EY was influenced by E.T. Jaynes, who was really against neural networks, in favor of bayesian networks. He thought NNs were unprincipled and not mathematically elegant, and bayes nets were. I see the same opinions in some of EY’s writings, like the one you link. And the general attitude that “non-elegant = bad” is basically MIRI’s mission statement.
I don’t agree with this at all. I wrote a thing here about how NNs can be elegant, and derived from first principles. But more generally, AI should use whatever works. If that happens to be “scruffy” methods, then so be it.
But more generally, AI should use whatever works. If that happens to be “scruffy” methods, then so be it.
This seems like a bizarre statement if we care about knowable AI safety. Near as I can tell, you just called for the rapid creation of AGI that we can’t prove non-genocidal.
I don’t believe Houshalter was referring to proving Friendliness (or something along those lines); my impression is that he was talking about implementing an AI, in which case neural networks, while “scruffy”, should be considered a legitimate approach. (Of course, the “scruffiness” of NN’s could very well affect certain aspects of Friendliness research; my relatively uninformed impression is that it’s very difficult to prove results about NN’s.)

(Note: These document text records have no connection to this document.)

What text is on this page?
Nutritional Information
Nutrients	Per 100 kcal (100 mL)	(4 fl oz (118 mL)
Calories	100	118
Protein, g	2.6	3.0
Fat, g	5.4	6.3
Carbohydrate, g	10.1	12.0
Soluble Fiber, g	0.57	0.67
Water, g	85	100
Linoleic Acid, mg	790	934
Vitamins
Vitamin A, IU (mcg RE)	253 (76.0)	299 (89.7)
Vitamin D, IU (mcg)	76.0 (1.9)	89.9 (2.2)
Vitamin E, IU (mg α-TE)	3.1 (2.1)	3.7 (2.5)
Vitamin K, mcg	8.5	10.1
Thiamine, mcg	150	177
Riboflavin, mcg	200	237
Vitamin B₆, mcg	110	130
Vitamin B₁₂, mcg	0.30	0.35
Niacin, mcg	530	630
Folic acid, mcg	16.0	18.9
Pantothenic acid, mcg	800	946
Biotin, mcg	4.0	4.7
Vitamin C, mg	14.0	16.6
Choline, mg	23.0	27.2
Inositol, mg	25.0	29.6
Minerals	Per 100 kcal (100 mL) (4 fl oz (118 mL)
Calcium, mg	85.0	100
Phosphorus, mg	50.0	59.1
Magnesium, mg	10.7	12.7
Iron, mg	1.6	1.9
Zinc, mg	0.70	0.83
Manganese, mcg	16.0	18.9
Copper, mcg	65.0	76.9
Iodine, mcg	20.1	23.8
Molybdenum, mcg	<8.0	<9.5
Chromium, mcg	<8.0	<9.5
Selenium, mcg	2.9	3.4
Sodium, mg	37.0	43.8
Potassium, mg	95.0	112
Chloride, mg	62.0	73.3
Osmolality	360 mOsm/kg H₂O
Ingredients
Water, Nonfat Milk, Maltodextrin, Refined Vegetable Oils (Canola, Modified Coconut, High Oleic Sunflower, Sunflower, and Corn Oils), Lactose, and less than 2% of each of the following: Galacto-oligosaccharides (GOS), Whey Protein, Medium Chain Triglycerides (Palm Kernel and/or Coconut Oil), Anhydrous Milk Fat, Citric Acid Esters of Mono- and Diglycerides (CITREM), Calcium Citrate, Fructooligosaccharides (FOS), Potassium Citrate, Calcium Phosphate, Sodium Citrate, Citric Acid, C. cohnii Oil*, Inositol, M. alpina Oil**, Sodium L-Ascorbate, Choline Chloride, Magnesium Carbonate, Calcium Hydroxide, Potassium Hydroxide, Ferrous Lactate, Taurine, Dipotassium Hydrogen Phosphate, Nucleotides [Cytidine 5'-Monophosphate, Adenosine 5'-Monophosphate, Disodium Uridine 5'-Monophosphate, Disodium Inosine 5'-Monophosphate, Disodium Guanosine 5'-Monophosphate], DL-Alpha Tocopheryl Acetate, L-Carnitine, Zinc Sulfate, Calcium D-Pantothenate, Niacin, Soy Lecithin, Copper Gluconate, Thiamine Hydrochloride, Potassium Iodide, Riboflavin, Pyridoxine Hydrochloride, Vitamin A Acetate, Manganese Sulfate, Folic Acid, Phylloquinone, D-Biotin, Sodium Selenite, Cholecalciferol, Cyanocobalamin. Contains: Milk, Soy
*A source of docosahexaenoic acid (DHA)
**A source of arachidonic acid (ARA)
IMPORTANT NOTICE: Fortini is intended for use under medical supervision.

If you can prove anything interesting about a system, that system is too simple to be interesting. Logic can’t handle uncertainty, and doesn’t scale at all to describing/modelling systems as complex as societies, brains, AIs, etc.
AIXI is simple, and if our universe happened to allow turing machines to calculate endlessly behind cartesian barriers, it could be interesting in the sense of actually working.
I don’t agree with this at all. I wrote a thing here about how NNs can be elegant, and derived from first principles.
Nice post.
Anyway, according to some recent works (ref, ref), it seems to be possible to directly learn digital circuits from examples using some variant of backproagation. In principle, if you add a circuit size penalty (which may be well the tricky part) this becomes time-bounded maximum a posteriori Solomonoff induction.
Yes binary neural networks are super interesting because they can be made much more compact in hardware than floating point ops. However there isn’t much (theoretical) advantage otherwise. Anything a circuit can do, an NN can do, and vice versa.
A circuit size penalty is already a very common technique. It’s called weight decay, where the synapses are encouraged to be as close to zero as possible. A synapse of 0 is the same as it not being there, which means the neural net parameters requires less information to specify.
I suppose the main lesson for us can be summarized by the famous verse:
A little learning is a dangerous thing;
Drink deep, or taste not the Pierian spring:
There shallow draughts intoxicate the brain,
And drinking largely sobers us again.
The sequences definitely qualify as shallow draughts that intoxicate the brain :-(
EY was influenced by E.T. Jaynes, who was really against neural networks, in favor of bayesian networks. He thought NNs were unprincipled and not mathematically elegant, and bayes nets were. I see the same opinions in some of EY’s writings, like the one you link. And the general attitude that “non-elegant = bad” is basically MIRI’s mission statement.
I don’t agree with this at all. I wrote a thing here about how NNs can be elegant, and derived from first principles. But more generally, AI should use whatever works. If that happens to be “scruffy” methods, then so be it.
This seems like a bizarre statement if we care about knowable AI safety. Near as I can tell, you just called for the rapid creation of AGI that we can’t prove non-genocidal.
I don’t believe Houshalter was referring to proving Friendliness (or something along those lines); my impression is that he was talking about implementing an AI, in which case neural networks, while “scruffy”, should be considered a legitimate approach. (Of course, the “scruffiness” of NN’s could very well affect certain aspects of Friendliness research; my relatively uninformed impression is that it’s very difficult to prove results about NN’s.)
If you can prove anything interesting about a system, that system is too simple to be interesting. Logic can’t handle uncertainty, and doesn’t scale at all to describing/modelling systems as complex as societies, brains, AIs, etc.
AIXI is simple, and if our universe happened to allow turing machines to calculate endlessly behind cartesian barriers, it could be interesting in the sense of actually working.
We have wildly different definitions of interesting, at least in the context of my original statement. :)
Yes, we need to find the way to make existing AIs safe.
Nice post.
Anyway, according to some recent works (ref, ref), it seems to be possible to directly learn digital circuits from examples using some variant of backproagation. In principle, if you add a circuit size penalty (which may be well the tricky part) this becomes time-bounded maximum a posteriori Solomonoff induction.
Yes binary neural networks are super interesting because they can be made much more compact in hardware than floating point ops. However there isn’t much (theoretical) advantage otherwise. Anything a circuit can do, an NN can do, and vice versa.
A circuit size penalty is already a very common technique. It’s called weight decay, where the synapses are encouraged to be as close to zero as possible. A synapse of 0 is the same as it not being there, which means the neural net parameters requires less information to specify.
Agreed on all points.
I suppose the main lesson for us can be summarized by the famous verse:
The sequences definitely qualify as shallow draughts that intoxicate the brain :-(